Савинов назвал себя. Ильин вдруг весь встрепенулся, и глаза его широко раскрылись.
— Савинов?.. Тот самый, что в соборе?.. Знаменитый?..
— Ну, уж и знаменитый. Это вы слишком сильно, голубчик.
— Но это вы? Вы?
— Ну я, если хотите…
— Родной мой, видел. Своими глазами видел, — воскликнул Ильин, и что-то похожее на умиление затеплилось в его опухших глазах. — Господи, красота-то какая! Ручку мне пожалуйте, ручку… не откажите.
Савинов дружески открытым жестом протянул руку и не успел отнять ее, как почувствовал на ней холодное и мокрое прикосновение губ Ильина.
— Фу! Как вам не стыдно! — сказал он укоризненно и краснея. — Разве можно такие вещи делать?..
Ильин приложил обе руки к груди крестом и изо всей силы сжал их.
— Господин Савинов! Не вам руку целую, — выкрикнул он восторженно. — Русскому гению руку целую… Я — мертвый человек — новую зарю приветствую в вас.
Савинов в замешательстве оглянулся по сторонам. Вокруг них уже начала собираться глазеющая публика: мальчишка в белом переднике, с рогожным кульком подмышкой, две девицы в платочках, щелкающие подсолнушки, какой-то подержанный господин в цилиндре, торговка с двумя корзинами, надетыми на коромысло. Стоять здесь дольше было неловко. Но в то же время нельзя было оставить Ильина, бросить его на произвол судьбы, отделавшись от него несколькими копейками. Этого не позволяла Савинову его деликатная, бесконечно мягкая натура.
— Знаете что, Ильин, — вдруг нашелся он. — Идемте-ка ко мне в гостиницу. Я теперь один-одинешенек, и вечер у меня свободный. О старине потолкуем. Идемте…
— Одет-то уж я больно того… — замялся Ильин.

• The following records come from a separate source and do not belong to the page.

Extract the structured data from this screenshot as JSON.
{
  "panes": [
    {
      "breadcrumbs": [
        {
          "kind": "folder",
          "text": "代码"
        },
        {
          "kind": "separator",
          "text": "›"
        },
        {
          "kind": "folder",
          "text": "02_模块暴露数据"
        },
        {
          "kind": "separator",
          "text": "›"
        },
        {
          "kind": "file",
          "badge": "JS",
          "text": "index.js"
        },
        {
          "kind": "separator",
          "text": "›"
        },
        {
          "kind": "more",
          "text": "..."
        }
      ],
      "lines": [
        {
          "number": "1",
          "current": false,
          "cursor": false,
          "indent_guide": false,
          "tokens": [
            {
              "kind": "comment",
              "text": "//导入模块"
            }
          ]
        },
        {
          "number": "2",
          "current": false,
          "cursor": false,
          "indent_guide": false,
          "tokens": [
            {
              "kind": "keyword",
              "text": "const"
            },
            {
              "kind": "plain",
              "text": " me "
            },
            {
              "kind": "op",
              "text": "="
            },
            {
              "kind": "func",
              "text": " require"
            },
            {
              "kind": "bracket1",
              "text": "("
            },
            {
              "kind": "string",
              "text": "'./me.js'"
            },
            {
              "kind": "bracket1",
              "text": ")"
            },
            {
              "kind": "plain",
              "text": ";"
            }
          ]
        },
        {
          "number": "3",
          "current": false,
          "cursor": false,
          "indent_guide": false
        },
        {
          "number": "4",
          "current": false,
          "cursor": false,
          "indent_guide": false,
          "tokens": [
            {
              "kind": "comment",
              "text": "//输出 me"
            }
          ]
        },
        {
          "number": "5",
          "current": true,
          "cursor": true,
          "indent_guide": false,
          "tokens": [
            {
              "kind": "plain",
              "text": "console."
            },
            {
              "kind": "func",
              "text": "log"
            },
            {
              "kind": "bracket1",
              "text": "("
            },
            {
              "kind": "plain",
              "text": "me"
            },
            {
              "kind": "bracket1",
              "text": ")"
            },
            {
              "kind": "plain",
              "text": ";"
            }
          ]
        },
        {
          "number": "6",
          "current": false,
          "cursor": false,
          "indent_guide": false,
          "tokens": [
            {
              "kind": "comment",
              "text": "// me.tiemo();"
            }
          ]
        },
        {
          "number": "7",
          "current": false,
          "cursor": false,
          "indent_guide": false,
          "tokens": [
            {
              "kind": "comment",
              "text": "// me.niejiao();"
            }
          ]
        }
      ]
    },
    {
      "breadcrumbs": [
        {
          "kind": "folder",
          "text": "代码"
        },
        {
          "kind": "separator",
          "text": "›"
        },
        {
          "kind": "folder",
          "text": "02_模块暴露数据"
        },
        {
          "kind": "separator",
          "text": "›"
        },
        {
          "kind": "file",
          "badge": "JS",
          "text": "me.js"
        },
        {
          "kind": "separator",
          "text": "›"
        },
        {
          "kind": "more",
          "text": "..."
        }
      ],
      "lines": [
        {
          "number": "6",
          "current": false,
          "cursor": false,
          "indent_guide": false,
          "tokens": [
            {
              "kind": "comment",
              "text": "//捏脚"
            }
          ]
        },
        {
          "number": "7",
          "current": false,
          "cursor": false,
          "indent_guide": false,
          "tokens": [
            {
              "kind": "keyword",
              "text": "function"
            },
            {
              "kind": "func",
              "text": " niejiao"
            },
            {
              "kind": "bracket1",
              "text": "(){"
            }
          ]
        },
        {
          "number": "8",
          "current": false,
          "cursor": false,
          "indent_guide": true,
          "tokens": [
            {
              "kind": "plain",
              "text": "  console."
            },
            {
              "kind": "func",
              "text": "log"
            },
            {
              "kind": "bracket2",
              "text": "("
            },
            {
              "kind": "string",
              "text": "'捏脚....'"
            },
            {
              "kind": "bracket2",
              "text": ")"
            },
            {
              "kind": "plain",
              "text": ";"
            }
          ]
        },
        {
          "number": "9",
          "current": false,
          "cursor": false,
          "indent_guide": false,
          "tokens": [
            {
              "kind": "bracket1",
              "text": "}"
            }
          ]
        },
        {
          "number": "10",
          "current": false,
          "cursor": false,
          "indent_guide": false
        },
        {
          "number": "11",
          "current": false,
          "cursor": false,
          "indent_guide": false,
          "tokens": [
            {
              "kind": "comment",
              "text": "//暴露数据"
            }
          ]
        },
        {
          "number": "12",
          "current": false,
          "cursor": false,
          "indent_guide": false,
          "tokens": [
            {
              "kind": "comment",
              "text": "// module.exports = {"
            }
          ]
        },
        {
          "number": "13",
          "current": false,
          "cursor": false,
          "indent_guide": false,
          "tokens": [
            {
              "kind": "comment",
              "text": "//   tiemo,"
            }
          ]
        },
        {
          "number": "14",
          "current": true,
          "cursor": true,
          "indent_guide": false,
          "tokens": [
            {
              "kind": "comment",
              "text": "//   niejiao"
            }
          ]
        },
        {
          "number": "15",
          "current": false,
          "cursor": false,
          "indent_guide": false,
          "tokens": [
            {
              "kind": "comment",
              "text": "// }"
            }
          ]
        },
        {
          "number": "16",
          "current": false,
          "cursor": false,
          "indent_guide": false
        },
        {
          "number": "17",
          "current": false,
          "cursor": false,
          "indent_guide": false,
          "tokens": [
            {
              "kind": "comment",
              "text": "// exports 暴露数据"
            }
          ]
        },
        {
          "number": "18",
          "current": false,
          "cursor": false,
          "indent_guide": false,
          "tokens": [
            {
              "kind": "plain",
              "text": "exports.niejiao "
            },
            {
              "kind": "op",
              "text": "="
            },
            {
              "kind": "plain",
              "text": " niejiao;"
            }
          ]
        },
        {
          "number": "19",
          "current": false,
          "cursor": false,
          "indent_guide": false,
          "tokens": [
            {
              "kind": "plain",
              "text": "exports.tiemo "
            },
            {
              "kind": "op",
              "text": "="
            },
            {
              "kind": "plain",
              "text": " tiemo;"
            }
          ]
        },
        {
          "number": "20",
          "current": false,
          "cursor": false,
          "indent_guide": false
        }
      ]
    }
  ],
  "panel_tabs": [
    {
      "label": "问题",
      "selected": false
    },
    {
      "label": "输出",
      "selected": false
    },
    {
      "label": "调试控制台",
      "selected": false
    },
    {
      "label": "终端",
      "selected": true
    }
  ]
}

— Э, пустяки какие. Да, наконец, у меня есть, кроме общего хода, свой отдельный ход, и ключ постоянно в кармане. Закусим чем бог послал, поболтаем. Может быть, и придумаем что-нибудь сообща. Идем. До меня отсюда всего два шага.
* * *
— Видел я вашу картину. Созерцал, наслаждался и плакал, — беспорядочно и восторженно бормотал Ильин, идя рядом с Савиновым и поминутно сбегая с тротуара на мостовую, чтобы дать дорогу встречному прохожему. — Потрясла она меня до самого нутра. До остолбенения. И ведь как это случилось странно. Иду я мимо собора. Глядь, подъезжают четыре коляски, все собственные, и останавливаются у входа. Вылезают какие-то дамы, должно быть аристократки, и с ними генерал и два штатских. Пошли они в собор. Ну, сторожа, понятно, за ними следом кинулись. А я тем временем — шмыг и проскочил во внутрь. Что греха таить, пьяненький я в ту пору был, а потому и храбрый, а на счастье и полиции кругом не случилось. Да-с. Вошел я в собор, да так, знаете, к полу и прирос. В дрожь меня кинуло. Стоит она на высоте, точно парит в воздухе, непорочная, чистая, прекрасная, и глаза большие такие, ясные, кроткие, прямо на меня в упор смотрят, но не гневно… Нет! Смотрят печально так, жалостно. О господи! А я-то нетрезвый, гаденький, грязный, в отрепьях, только из вертепа вырвался… Жутко мне сделалось, а глаз отвести не могу… И вдруг меня точно толкнуло что-то. «Боже мой, — думаю я, — да ведь это моя мечта, ведь этот самый идеал я носил в душе, когда она еще была чиста, ведь и я мог бы создать что-нибудь похожее на этот божественный образ». Страшный это был момент, господин Савинов. Страшный потому, что я вдруг сразу, необычайно ясно понял, ощутил и измерил ту глубину, в которую я полетел вверх тормашками… Заплакал я… Ну, конечно, подошел сторож. «Тебе чего здесь нужно, босяк, пьяная морда?» Мигом выволок меня из собора и с лестницы. А я… что же мне еще оставалось? Нарезался я в этот день, как скотина, и все ревел. Потом подняли меня без памяти… ночевал я в участке. Эх! и говорить-то гадко!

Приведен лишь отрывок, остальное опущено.